Para la sección de Narrativa del blog Ancile, traemos un nuevo relato de nuestro muy querido colaborador y excelente escritor, Pastor Aguiar; esta vez bajo el título de Solito y el gallo.
SOLITO Y EL GALLO
La Nona salió rumbo al gallinero para recoger los huevos de la jornada.
Debajo de un cobertizo estaban los cajones donde las ponedoras venían a parir óvalos de color rojo ladrillo. La distancia desde
el fondo de la cocina no sobrepasaba los cincuenta metros.
En la puerta entornada de la cocina había quedado
Solito, el perro medio enano con su cuerpo de mortadela y la cabeza grandota
con ojos negros que lo hacían parecer un capo de la mafia. Pero Solito no se
movía de su posición estatuaria si no lo llamaban.
La Nona avanzó a pasos cortos y rápidos, pues tenía
mucho que hacer dentro de la casa. En dos horas iba a llegar el Nono muerto de
hambre y cansancio. A medio camino y debajo de un ciruelo enorme, el gallo
Remigio observaba, diríase que temerosamente, pues la Nona lo mantenía a raya
con su voz de tigresa “¡gallooo!”. Le gritaba así y el animal se frizaba
durante un buen rato, hasta más tarde, cuando descubría a Anita, la niña de
unos siete años, y se vengaba con ella haciéndola correr puertas adentro.

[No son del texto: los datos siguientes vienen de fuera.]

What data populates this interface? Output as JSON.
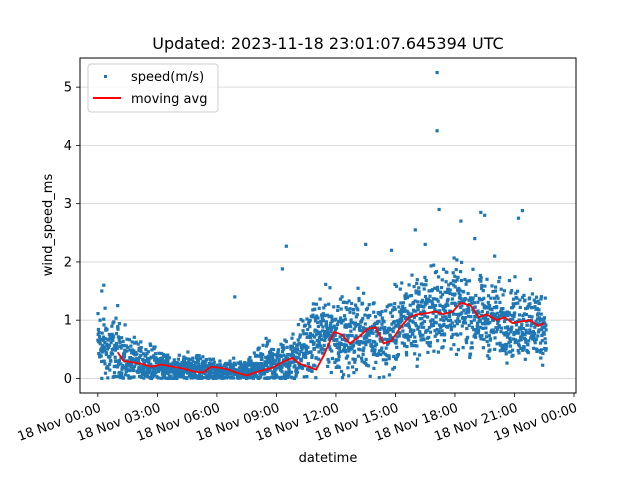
{
  "chart_data": {
    "type": "scatter",
    "title": "Updated: 2023-11-18 23:01:07.645394 UTC",
    "xlabel": "datetime",
    "ylabel": "wind_speed_ms",
    "x_unit": "hours since 18 Nov 00:00",
    "xlim": [
      -0.9,
      24.1
    ],
    "ylim": [
      -0.25,
      5.5
    ],
    "grid": "horizontal",
    "legend_position": "top-left",
    "x_ticks": [
      {
        "value": 0,
        "label": "18 Nov 00:00"
      },
      {
        "value": 3,
        "label": "18 Nov 03:00"
      },
      {
        "value": 6,
        "label": "18 Nov 06:00"
      },
      {
        "value": 9,
        "label": "18 Nov 09:00"
      },
      {
        "value": 12,
        "label": "18 Nov 12:00"
      },
      {
        "value": 15,
        "label": "18 Nov 15:00"
      },
      {
        "value": 18,
        "label": "18 Nov 18:00"
      },
      {
        "value": 21,
        "label": "18 Nov 21:00"
      },
      {
        "value": 24,
        "label": "19 Nov 00:00"
      }
    ],
    "y_ticks": [
      {
        "value": 0,
        "label": "0"
      },
      {
        "value": 1,
        "label": "1"
      },
      {
        "value": 2,
        "label": "2"
      },
      {
        "value": 3,
        "label": "3"
      },
      {
        "value": 4,
        "label": "4"
      },
      {
        "value": 5,
        "label": "5"
      }
    ],
    "series": [
      {
        "name": "speed(m/s)",
        "kind": "scatter",
        "color": "#1f77b4",
        "envelope": [
          {
            "x": 0.0,
            "mean": 0.6,
            "spread": 0.45
          },
          {
            "x": 0.5,
            "mean": 0.5,
            "spread": 0.45
          },
          {
            "x": 1.0,
            "mean": 0.42,
            "spread": 0.4
          },
          {
            "x": 1.5,
            "mean": 0.3,
            "spread": 0.3
          },
          {
            "x": 2.0,
            "mean": 0.26,
            "spread": 0.25
          },
          {
            "x": 3.0,
            "mean": 0.22,
            "spread": 0.22
          },
          {
            "x": 4.0,
            "mean": 0.15,
            "spread": 0.15
          },
          {
            "x": 5.0,
            "mean": 0.17,
            "spread": 0.2
          },
          {
            "x": 6.0,
            "mean": 0.12,
            "spread": 0.12
          },
          {
            "x": 7.5,
            "mean": 0.1,
            "spread": 0.15
          },
          {
            "x": 8.5,
            "mean": 0.22,
            "spread": 0.28
          },
          {
            "x": 9.5,
            "mean": 0.25,
            "spread": 0.3
          },
          {
            "x": 10.5,
            "mean": 0.55,
            "spread": 0.4
          },
          {
            "x": 11.5,
            "mean": 0.85,
            "spread": 0.45
          },
          {
            "x": 12.5,
            "mean": 0.7,
            "spread": 0.45
          },
          {
            "x": 13.5,
            "mean": 0.85,
            "spread": 0.45
          },
          {
            "x": 14.5,
            "mean": 0.65,
            "spread": 0.45
          },
          {
            "x": 15.5,
            "mean": 1.0,
            "spread": 0.5
          },
          {
            "x": 16.5,
            "mean": 1.1,
            "spread": 0.5
          },
          {
            "x": 17.5,
            "mean": 1.25,
            "spread": 0.55
          },
          {
            "x": 18.5,
            "mean": 1.15,
            "spread": 0.5
          },
          {
            "x": 19.5,
            "mean": 1.05,
            "spread": 0.45
          },
          {
            "x": 20.5,
            "mean": 1.0,
            "spread": 0.45
          },
          {
            "x": 21.5,
            "mean": 0.95,
            "spread": 0.45
          },
          {
            "x": 22.5,
            "mean": 0.9,
            "spread": 0.45
          }
        ],
        "x_range": [
          0.0,
          22.6
        ],
        "approx_count": 2400,
        "outliers": [
          {
            "x": 17.1,
            "y": 5.25
          },
          {
            "x": 17.1,
            "y": 4.25
          },
          {
            "x": 17.2,
            "y": 2.9
          },
          {
            "x": 19.3,
            "y": 2.85
          },
          {
            "x": 19.5,
            "y": 2.8
          },
          {
            "x": 21.2,
            "y": 2.75
          },
          {
            "x": 21.4,
            "y": 2.88
          },
          {
            "x": 13.5,
            "y": 2.3
          },
          {
            "x": 14.8,
            "y": 2.2
          },
          {
            "x": 16.0,
            "y": 2.55
          },
          {
            "x": 9.5,
            "y": 2.27
          },
          {
            "x": 9.3,
            "y": 1.88
          },
          {
            "x": 6.9,
            "y": 1.4
          },
          {
            "x": 0.3,
            "y": 1.6
          },
          {
            "x": 0.2,
            "y": 1.5
          },
          {
            "x": 1.0,
            "y": 1.25
          },
          {
            "x": 16.5,
            "y": 2.3
          },
          {
            "x": 18.3,
            "y": 2.7
          },
          {
            "x": 19.0,
            "y": 2.4
          },
          {
            "x": 20.0,
            "y": 2.1
          }
        ]
      },
      {
        "name": "moving avg",
        "kind": "line",
        "color": "#ff0000",
        "x": [
          1.0,
          1.3,
          1.7,
          2.2,
          2.7,
          3.2,
          3.8,
          4.3,
          4.8,
          5.3,
          5.7,
          6.2,
          6.6,
          7.0,
          7.5,
          7.9,
          8.4,
          8.8,
          9.3,
          9.8,
          10.2,
          10.6,
          11.0,
          11.4,
          11.9,
          12.3,
          12.7,
          13.1,
          13.6,
          14.0,
          14.4,
          14.8,
          15.3,
          15.7,
          16.1,
          16.6,
          17.0,
          17.4,
          17.9,
          18.3,
          18.8,
          19.2,
          19.6,
          20.1,
          20.5,
          20.9,
          21.4,
          21.8,
          22.2,
          22.5
        ],
        "y": [
          0.45,
          0.3,
          0.28,
          0.25,
          0.2,
          0.24,
          0.2,
          0.17,
          0.12,
          0.1,
          0.2,
          0.18,
          0.15,
          0.1,
          0.05,
          0.1,
          0.15,
          0.18,
          0.28,
          0.35,
          0.25,
          0.2,
          0.15,
          0.4,
          0.8,
          0.75,
          0.6,
          0.7,
          0.85,
          0.88,
          0.6,
          0.65,
          0.9,
          1.05,
          1.1,
          1.12,
          1.15,
          1.1,
          1.15,
          1.3,
          1.25,
          1.05,
          1.1,
          1.0,
          1.05,
          0.95,
          0.98,
          1.0,
          0.9,
          0.95
        ]
      }
    ]
  }
}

La Nona pudo reunir doce huevos aquel día. Los fue
colocando cuidadosamente en su delantal de tela gris, se le dibujaba la
contentura en el rostro de matrona italiana. Entonces se dispuso a desandar el
camino guiándose por los ojazos de Solito.
Qué se iba a imaginar la Nona que Remigio comenzaba
a engrifar las plumas al darse cuenta, pienso yo, de que le estaban robando las
posturas de su amado harén, y que tal insulto lo hacía olvidar el miedo
acumulado.
No había dado quince pasos la Nona cuando sintió el
primer picotazo en una pierna, después otro y otro. Pero ella no se detuvo,
sabía que si soltaba el delantal iba a perder su docena de huevos rojitos y
tibios, y se concentró en ello a como diera lugar.
_ ¡Gallooo!_ Murmuró como para sí misma, masticando
cada sílaba. Pero Remigio no escuchó esta vez y continuó picoteando las
pantorrillas de la mujer, que ya sangraban por algunos sitios.
Al acercarse a Solito y percibir un gruñido agudo,
el gallo se retiró al fin, ofuscado.
La Nona, en silencio absoluto, depositó cada huevo
en la canasta de mimbre, eran hermosos. De inmediato agarró la olla grande y la
repletó de agua, para, al final, encender el quemador de gas al máximo.
La mujer no dijo palabra alguna hasta que pasó
junto al perro, avanzó un poco más rumbo al ciruelo y por fin ordenó.
_ ¡Solito, tráeme al gallo!
No necesitó esperar mucho, las cortas patas de
Solito se movieron como aspas de molino dejando una estela de polvo cárdeno
detrás, era como un proyectil apuntando a Remigio, quien trató de subir al
árbol demasiado tarde.
Vino un reguero de plumas, una especie de canto
operático mezcla de Barbero de Sevilla y Rigoletto, y el infeliz gallo a los
pies de la Nona, tratando de liberarse de las mandíbulas de Solito.
La gran madre italiana atrapó al reo por ambas
patas, escogió el machete más afilado del galpón y de un tajazo limpio separó
la cabeza con su cresta rojísima del cuerpo enemigo.
Al poco raro el sopón estaba listo para cuando
llegara el Nono desde los campos de trigo.
Pastor Aguiar
Muchas gracias, mi querido amigo, por tu gentileza. Esta historia fue inspirada escuchando ciertas anécdotas escuchadas a mi suegra. Así que la recreé y modifiqué a mi antojo. Un gran abrazo.